The Senate’s game of amendment whack-a-mole continued as leadership worked to resolve holds on the chamber’s three-bill spending “minibus,” only for more issues to appear in their place.
Majority Leader Charles E. Schumer, D-N.Y., blamed Republican “poison pill amendments” for the delay last week but said he hoped to resolve disagreements and start voting on amendments soon. But an agreement that would allow the spending package to come to the floor proved elusive, and senators said they were still hotlining amendments as the time ebbed away.
Senate Appropriations Chair Patty Murray, D-Wash., took to the floor late in the afternoon Thursday amid speculation that she would announce that final issues had been resolved. But Murray wrapped up business for the day without mentioning spending bills. The Senate is holding only a pro forma session Monday and will resume legislative business Tuesday.
“Senator Murray continues to work closely with Vice Chair Collins and leadership on both sides to come to a bipartisan agreement as soon as possible to lock in amendment votes so that the Senate can debate, vote on, and swiftly pass this package of appropriations bills that all advanced out of committee unanimously,” a committee aide said.
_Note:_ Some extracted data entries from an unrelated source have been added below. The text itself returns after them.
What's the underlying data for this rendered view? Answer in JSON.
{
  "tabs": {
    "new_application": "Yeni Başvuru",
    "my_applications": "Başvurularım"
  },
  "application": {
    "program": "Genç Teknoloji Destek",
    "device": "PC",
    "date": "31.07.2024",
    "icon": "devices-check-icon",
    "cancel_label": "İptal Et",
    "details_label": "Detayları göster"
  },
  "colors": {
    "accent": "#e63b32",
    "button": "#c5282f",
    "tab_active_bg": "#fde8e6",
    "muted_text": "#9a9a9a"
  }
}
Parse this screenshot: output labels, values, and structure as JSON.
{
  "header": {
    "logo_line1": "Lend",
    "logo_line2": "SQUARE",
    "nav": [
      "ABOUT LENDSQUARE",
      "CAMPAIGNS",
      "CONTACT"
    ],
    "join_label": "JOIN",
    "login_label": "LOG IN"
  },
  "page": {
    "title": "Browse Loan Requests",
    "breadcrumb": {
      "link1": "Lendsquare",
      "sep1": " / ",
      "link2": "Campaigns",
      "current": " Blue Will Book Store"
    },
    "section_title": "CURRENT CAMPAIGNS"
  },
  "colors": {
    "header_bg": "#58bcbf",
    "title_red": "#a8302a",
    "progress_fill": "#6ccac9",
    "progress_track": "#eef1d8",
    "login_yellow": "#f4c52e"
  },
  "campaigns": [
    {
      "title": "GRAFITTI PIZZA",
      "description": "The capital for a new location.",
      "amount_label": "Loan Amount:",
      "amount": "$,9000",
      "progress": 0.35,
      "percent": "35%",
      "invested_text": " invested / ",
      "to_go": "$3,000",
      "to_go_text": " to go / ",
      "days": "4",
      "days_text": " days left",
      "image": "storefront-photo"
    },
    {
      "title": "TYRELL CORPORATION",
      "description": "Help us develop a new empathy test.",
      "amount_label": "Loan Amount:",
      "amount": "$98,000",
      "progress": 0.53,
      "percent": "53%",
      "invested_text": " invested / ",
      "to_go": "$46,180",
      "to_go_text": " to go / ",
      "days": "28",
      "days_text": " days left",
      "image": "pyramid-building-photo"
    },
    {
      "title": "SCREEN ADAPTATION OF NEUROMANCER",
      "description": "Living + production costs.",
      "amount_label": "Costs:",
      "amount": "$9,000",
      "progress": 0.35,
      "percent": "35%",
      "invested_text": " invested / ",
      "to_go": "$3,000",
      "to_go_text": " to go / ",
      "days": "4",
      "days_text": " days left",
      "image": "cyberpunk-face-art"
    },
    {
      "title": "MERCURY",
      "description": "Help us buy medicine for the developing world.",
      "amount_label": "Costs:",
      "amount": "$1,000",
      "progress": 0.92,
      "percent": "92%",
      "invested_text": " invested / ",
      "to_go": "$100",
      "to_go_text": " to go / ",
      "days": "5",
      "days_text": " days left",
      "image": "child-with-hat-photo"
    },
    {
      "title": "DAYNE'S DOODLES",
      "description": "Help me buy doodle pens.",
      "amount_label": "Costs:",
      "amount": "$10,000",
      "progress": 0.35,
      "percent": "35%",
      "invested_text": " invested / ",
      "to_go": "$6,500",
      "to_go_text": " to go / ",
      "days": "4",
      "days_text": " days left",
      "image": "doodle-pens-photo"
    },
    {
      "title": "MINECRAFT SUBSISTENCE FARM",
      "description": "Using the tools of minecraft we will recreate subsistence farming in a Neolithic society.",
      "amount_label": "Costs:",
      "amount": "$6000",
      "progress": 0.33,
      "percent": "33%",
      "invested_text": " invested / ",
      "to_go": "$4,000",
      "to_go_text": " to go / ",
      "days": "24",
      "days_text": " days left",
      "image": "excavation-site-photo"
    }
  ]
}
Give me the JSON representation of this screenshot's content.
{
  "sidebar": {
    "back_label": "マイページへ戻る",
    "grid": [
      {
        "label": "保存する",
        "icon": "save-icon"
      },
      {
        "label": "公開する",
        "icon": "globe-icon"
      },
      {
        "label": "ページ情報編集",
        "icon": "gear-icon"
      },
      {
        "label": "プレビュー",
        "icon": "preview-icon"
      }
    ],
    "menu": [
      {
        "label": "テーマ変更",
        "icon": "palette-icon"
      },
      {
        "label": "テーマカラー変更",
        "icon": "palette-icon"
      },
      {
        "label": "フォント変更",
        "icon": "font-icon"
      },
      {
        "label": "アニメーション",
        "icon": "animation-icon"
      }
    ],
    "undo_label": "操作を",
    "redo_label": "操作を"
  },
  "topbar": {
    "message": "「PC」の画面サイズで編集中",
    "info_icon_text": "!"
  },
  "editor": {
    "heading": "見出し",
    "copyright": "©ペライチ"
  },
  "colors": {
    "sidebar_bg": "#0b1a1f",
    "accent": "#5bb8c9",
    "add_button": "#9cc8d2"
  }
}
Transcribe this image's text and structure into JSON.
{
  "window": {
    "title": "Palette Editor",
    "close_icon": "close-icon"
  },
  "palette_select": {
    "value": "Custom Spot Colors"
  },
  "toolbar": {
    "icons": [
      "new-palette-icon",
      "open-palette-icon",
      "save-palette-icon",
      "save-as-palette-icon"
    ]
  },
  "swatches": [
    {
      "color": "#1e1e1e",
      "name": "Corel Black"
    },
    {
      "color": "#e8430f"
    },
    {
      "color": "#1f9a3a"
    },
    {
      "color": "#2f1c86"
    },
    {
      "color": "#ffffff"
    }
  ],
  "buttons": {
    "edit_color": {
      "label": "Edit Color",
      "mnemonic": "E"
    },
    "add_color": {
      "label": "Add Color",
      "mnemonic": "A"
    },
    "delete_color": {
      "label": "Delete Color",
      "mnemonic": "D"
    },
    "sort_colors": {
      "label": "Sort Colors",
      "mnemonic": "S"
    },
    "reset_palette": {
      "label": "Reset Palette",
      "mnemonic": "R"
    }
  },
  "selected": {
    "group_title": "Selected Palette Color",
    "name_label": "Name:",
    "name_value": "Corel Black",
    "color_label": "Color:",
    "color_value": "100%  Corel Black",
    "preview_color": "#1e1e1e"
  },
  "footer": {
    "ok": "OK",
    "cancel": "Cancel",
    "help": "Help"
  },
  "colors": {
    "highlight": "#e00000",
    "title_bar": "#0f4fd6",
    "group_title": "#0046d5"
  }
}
Sen. Susan Collins, R-Maine, the top Republican on the Appropriations Committee, said Thursday that leadership resolved “one major issue this morning” and was close to reaching a deal on the “final issue.”
She said she hoped the package that would combine fiscal 2024 Military Construction-VA, Agriculture and Transportation-HUD appropriations bills would come to the floor as soon as senators return this week. The House-passed Military Construction-VA bill is being used as the legislative vehicle for the spending minibus.
Collins declined to identify either the resolved or remaining issue delaying consideration of the package.
But Sen. Kevin Cramer, R-N.D., said Democrats’ objections to an amendment he offered with Sens. Joe Manchin III, D-W.Va., and Shelley Moore Capito, R-W.Va., were holding up the proceedings. The amendment would stop the Transportation Department from directing state and metropolitan transportation authorities to establish their own targets for lowering and measuring carbon emissions. The DOT proposed the rule last year but hasn’t implemented it.
“Senate Democrats are objecting to my germane, bipartisan amendment because they know it will pass if they followed regular order like they said they would,” he said in a statement.
The hang-up centered on whether to set the threshold to adopt Cramer’s amendment at a simple majority or at 60 votes, an aide familiar with deliberations said.
Holds on an amendment offered by Sen. John Kennedy, R-La., that previously held up the package appeared to be resolved by Thursday afternoon, according to a second source familiar with deliberations.
Kennedy’s amendment would protect access to guns for veterans who have a financial professional appointed to help manage their VA benefits. Currently, the Department of Veterans Affairs is required to notify the FBI’s National Instant Criminal Background Check System if that occurs.
Kennedy said Thursday he thought the hold on his amendment was the final hurdle, but by afternoon it became clear that issues around Cramer’s amendment remained outstanding. Kennedy added that he was surprised by recent Democratic objections since he had submitted it to the hotline procedure for unanimous consent five weeks ago.
“Everyone was fine with considering it. The night before last, somebody or somebodies became very unhappy with my amendment. My response was well, then, vote against it,” he said.
Sen. Christopher S. Murphy, D-Conn., voiced strong objections to Kennedy’s original amendment and a revised version but said he would fight it on the floor and later in conference, if necessary. A simple majority would be needed to adopt the amendment, he said.
“If either of Sen. Kennedy’s amendments were to become law, you would see an immediate massive rise in veteran suicides,” Murphy said. “We’re going to fight it on the floor and try to defeat it.”
The longer senators delay consideration of the appropriations minibus, the greater the risk that something more pressing could take priority. Government funding runs out on Nov. 17, and already pressure is mounting for the Congress to pass a supplemental spending package to provide aid to Ukraine and Israel.
When asked when the minibus could come to the floor, Sen. Jack Reed, D-R.I., who sits on the Appropriations Committee and chairs the Armed Services Committee, said a supplemental should be the “first priority.”
“The need to respond to the crisis in both Israel and Ukraine is so significant, and we have very strong bipartisan support here for both Israel and Ukraine,” he said. “That will give us momentum.”
The White House on Friday delivered a request for a $106 billion supplemental package to fund Ukraine, Israel, the Indo-Pacific and the southern border.
Aidan Quigley contributed to this report.